Something inside my chest splintered causing rivulets of tears to flood down my cheeks. “She

wasn’t supposed to die that day,” Gracie blurted suddenly, as if the sentence had been waiting

to escape. “The doctors said she had more time.”

I gripped the diary harder. “She asked what day the results would be posted,” Gracie barely

managed to say through the veil of tears. “When Mom told her, she laughed.”

“She didn’t skip the finals to hurt you,” Gracie said firmly, as if defending her sister one last time.

“But she couldn’t hold the pen anymore, let alone write an exam.”

“She made me promise to give you the diary if…” Gracie’s voice wavered for the first time. “…if

she couldn’t come back to school.”

I looked down at the navy cover. “She wrote something at the end for you,” Gracie whispered.

“She said you’d probably be angry.”

Angry… What a stupid thought. That selfish witch was worrying about me days away from her

own death. Of course I was angry. I had won, yet it felt like theft. I did not deserve to stand in

Alice’s light. Gracie stepped back from the doorway.

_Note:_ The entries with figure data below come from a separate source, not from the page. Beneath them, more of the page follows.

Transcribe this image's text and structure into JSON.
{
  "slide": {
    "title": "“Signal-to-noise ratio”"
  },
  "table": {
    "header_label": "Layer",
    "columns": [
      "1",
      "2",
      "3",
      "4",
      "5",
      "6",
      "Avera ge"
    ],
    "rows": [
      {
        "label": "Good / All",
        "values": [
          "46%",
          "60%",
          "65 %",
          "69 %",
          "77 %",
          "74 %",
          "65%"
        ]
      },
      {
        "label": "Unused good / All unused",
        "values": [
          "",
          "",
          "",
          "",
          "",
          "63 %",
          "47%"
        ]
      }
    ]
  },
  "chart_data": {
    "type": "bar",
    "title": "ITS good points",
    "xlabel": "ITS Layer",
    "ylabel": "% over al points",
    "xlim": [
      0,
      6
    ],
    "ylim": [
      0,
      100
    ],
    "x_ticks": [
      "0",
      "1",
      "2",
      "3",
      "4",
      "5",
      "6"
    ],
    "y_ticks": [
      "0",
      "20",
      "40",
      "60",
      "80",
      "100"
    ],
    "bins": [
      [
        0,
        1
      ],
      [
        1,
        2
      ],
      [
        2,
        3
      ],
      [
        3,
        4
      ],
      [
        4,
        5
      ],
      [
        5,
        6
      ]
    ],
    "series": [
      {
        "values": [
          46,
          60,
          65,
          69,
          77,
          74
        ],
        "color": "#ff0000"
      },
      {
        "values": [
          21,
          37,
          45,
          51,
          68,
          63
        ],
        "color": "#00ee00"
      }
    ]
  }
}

“You don’t have to forgive her,” she said quietly. “She just didn’t want you to think she stopped

trying.”

It took her dying for me to realize something unbearable. She wasn’t obscuring my light, she

was my light. And while I carved pieces of myself away chasing her rightful spot, she had been

racing time itself. I try to recall her laughter, the one I convinced myself had been directed at my

failures, but I do not remember it.

What is a ranking for someone counting days and hours they have left to live?

The wind shifts and the sky remains the same dull gray it has always been.

For years, I believed meaning lived at the top of a list.

Now I stand before Alice’s name carved in stone and understand the cruel arithmetic of it all:

I won. She’s gone. And the world is still gray. That selfish bitch.